By PETER GRIFFIN telecoms writer
It is a mere smudge on its multinational parent's balance sheet, but Vodafone New Zealand's results show it has surpassed arch rival Telecom and is on track to break the $1 billion revenue mark by 2005.
In the year to March 31, Vodafone New Zealand's revenue jumped 20 per cent to $841 million, while customer numbers were up 195,000 to nearly 1.3 million, giving it 51 per cent of the mobile market.
The operation, formed through the acquisition of Bell South's fledgling network 4 1/2 years ago, has made rapid progress. Some would say it has been canny global marketing that has seen the group rack up nearly 120 million subscribers worldwide.
Vodafone will not release detailed local accounts until September. But last year it made a profit of $48 million, and managing director Tim Miles said that had increased.
In its accounts, Vodafone New Zealand is lumped into the "other Asia Pacific" category, separating it from Vodafone's massive operation in Japan. That category reported group operating profit increased 68 per cent to £111 million ($313.7 million) on turnover of £825 million. Vodafone New Zealand outperformed its sister companies in Australia and Fiji.
The growth came during a busy year for Vodafone: it enabled global data roaming for switched-on travellers, introduced SIM-card-based services and launched a major attack on Telecom's stronghold, the business market.
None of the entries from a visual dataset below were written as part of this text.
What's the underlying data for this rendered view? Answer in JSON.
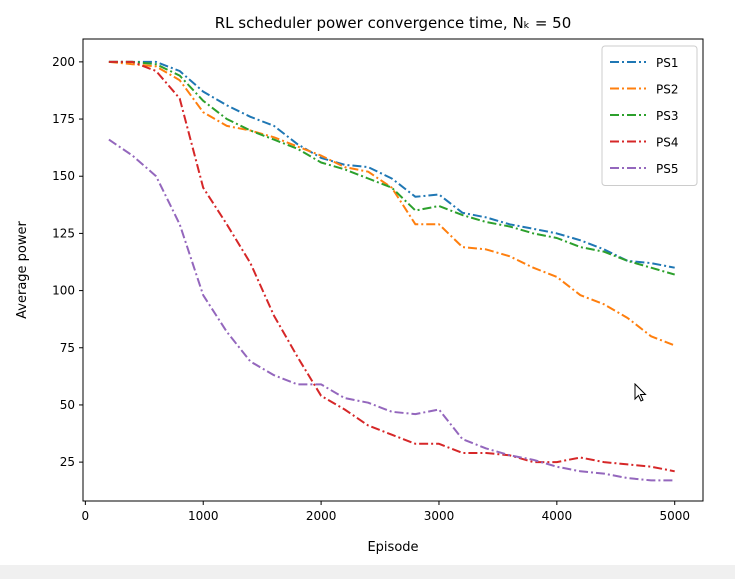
{
  "chart_data": {
    "type": "line",
    "title": "RL scheduler power convergence time, Nₖ = 50",
    "xlabel": "Episode",
    "ylabel": "Average power",
    "xlim": [
      -20,
      5240
    ],
    "ylim": [
      8,
      210
    ],
    "xticks": [
      0,
      1000,
      2000,
      3000,
      4000,
      5000
    ],
    "yticks": [
      25,
      50,
      75,
      100,
      125,
      150,
      175,
      200
    ],
    "legend_position": "top-right",
    "line_style": "dash-dot",
    "x": [
      200,
      400,
      600,
      800,
      1000,
      1200,
      1400,
      1600,
      1800,
      2000,
      2200,
      2400,
      2600,
      2800,
      3000,
      3200,
      3400,
      3600,
      3800,
      4000,
      4200,
      4400,
      4600,
      4800,
      5000
    ],
    "series": [
      {
        "name": "PS1",
        "color": "#1f77b4",
        "values": [
          200,
          200,
          200,
          196,
          187,
          181,
          176,
          172,
          164,
          158,
          155,
          154,
          149,
          141,
          142,
          134,
          132,
          129,
          127,
          125,
          122,
          118,
          113,
          112,
          110
        ]
      },
      {
        "name": "PS2",
        "color": "#ff7f0e",
        "values": [
          200,
          199,
          198,
          192,
          178,
          172,
          170,
          167,
          163,
          159,
          154,
          152,
          145,
          129,
          129,
          119,
          118,
          115,
          110,
          106,
          98,
          94,
          88,
          80,
          76
        ]
      },
      {
        "name": "PS3",
        "color": "#2ca02c",
        "values": [
          200,
          200,
          199,
          194,
          183,
          175,
          170,
          166,
          162,
          156,
          153,
          149,
          145,
          135,
          137,
          133,
          130,
          128,
          125,
          123,
          119,
          117,
          113,
          110,
          107
        ]
      },
      {
        "name": "PS4",
        "color": "#d62728",
        "values": [
          200,
          200,
          196,
          184,
          145,
          129,
          112,
          89,
          71,
          54,
          48,
          41,
          37,
          33,
          33,
          29,
          29,
          28,
          25,
          25,
          27,
          25,
          24,
          23,
          21
        ]
      },
      {
        "name": "PS5",
        "color": "#9467bd",
        "values": [
          166,
          159,
          150,
          129,
          98,
          82,
          69,
          63,
          59,
          59,
          53,
          51,
          47,
          46,
          48,
          35,
          31,
          28,
          26,
          23,
          21,
          20,
          18,
          17,
          17
        ]
      }
    ]
  }
}
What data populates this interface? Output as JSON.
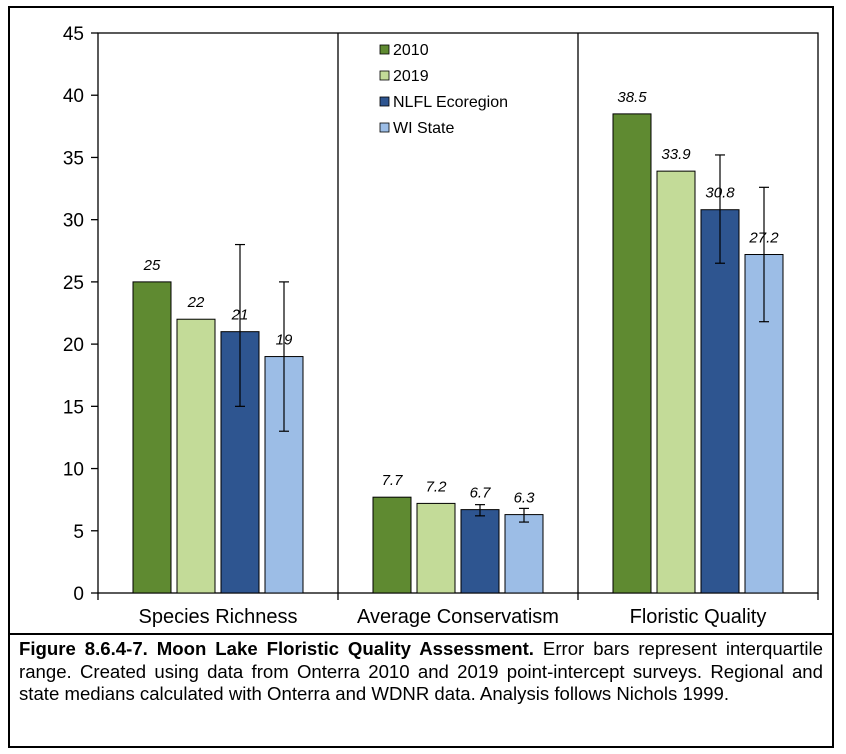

It also supported broadband player Walker Wireless in three successful bids for Government Probe tenders in Southland, Wairarapa and Northland. As a result, larger volumes of data are passing over Vodafone's network in the form of MMS picture messages, Vodafone Live content and mobile business traffic.
Data now comprises nearly 13 per cent of Vodafone's revenue, up from 9 per cent in the previous year. Miles said average revenue per user was up 4 per cent.
On a global level, Vodafone delivered another staggering loss of £9.82 billion, down from £16.2 billion in the previous period.
But Miles said the loss was meaningless. The real measure of Vodafone's success was at the operating level, and it was doing well there.
"Globally many of our competitors are constrained in what they can do because they are trying to repay debt. We're able to reinvest huge chunks of cash," said Miles, who claimed Vodafone's mobile capital expenditure exceeded Telecom's "by multiples".
He would not reveal Vodafone's capital spend, but it may increase if Vodafone follows other parts of the group in rolling out a third-generation (3G) network.
Telecom said its mobile capital expenditure was $70 million this financial year.
Miles would not put a date on the expensive upgrade to wideband cdma technology. But when it did happen, Vodafone would have Vodafone's 3G operations in Japan and Europe to learn from.
Vodafone will be a contributor to the new Kiwi Share, which subsidises Telecom's obligation to service loss-making customers.
Miles said the Kiwi Share effectively penalised Vodafone for creating competition and should be abolished.
"Telecom is at a greater risk of losing money if we go into Southland for example, therefore our risk of paying them money goes up."
Instead, Vodafone proposed that unprofitable regions be auctioned to telcos that believed they could run viable businesses.
"If there are unprofitable customers, bundle up the demand like Probe and tender it out. You'll find people would still be covered."